CREATE TABLE document_chunks (
    id              SERIAL PRIMARY KEY,
    doc_id          INT NOT NULL,
    chunk_index     INT NOT NULL,
    chunk_text      TEXT,
    embedding       vector(1536),
    metadata        JSONB,
    UNIQUE (doc_id, chunk_index)
);

CREATE INDEX ON document_chunks USING diskann (embedding);

HorizonDB supports three vector index types: IVFFlat, HNSW, and DiskANN. Each type is optimized for different scale and performance characteristics. For guidance on choosing the right index, see Choose the right vector index for your workload in Azure HorizonDB (Preview).

Full-text index

For hybrid search (combining keyword and vector results), also create a full-text search index on the chunk text by using the pg_fts extension:

CREATE INDEX ON document_chunks USING fts (chunk_text);

The pg_fts extension enables BM25-ranked keyword matching alongside vector similarity, which consistently improves retrieval quality over either approach alone. To learn more, see Full-text search with pg_fts in Azure HorizonDB (Preview).
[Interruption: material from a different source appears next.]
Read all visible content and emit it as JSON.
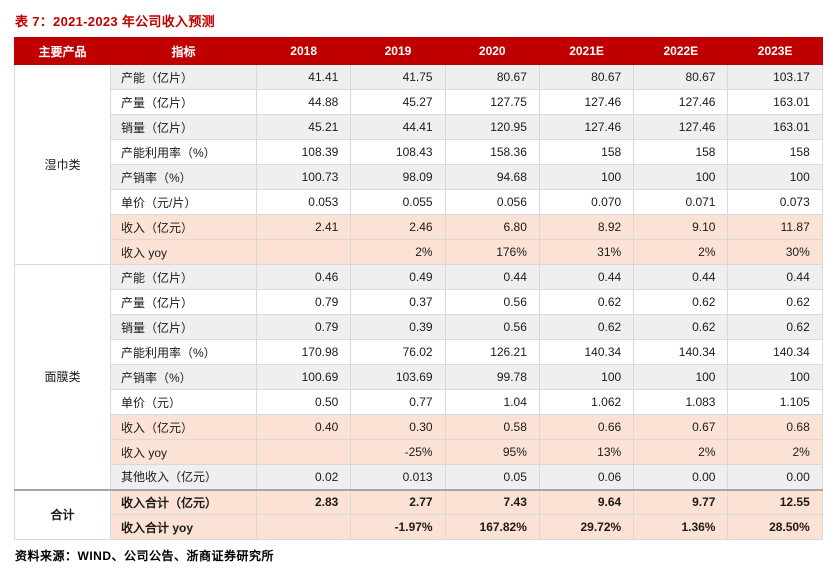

Beyond search: additional preparation tasks

The five core steps prepare your data for vector and hybrid search, which form the foundation of most AI applications. Depending on your scenario, you might also need:

Automate with AI pipelines

Instead of running each step manually, you can define a complete data preparation workflow using the Implement durable AI pipelines in Azure HorizonDB (Preview). A single pipeline declaration handles chunking, embedding, and writing to a sink table - with built-in retries, crash recovery, and incremental processing that only re-embeds new or changed rows. For the full guide, see Implement durable AI pipelines in Azure HorizonDB (Preview).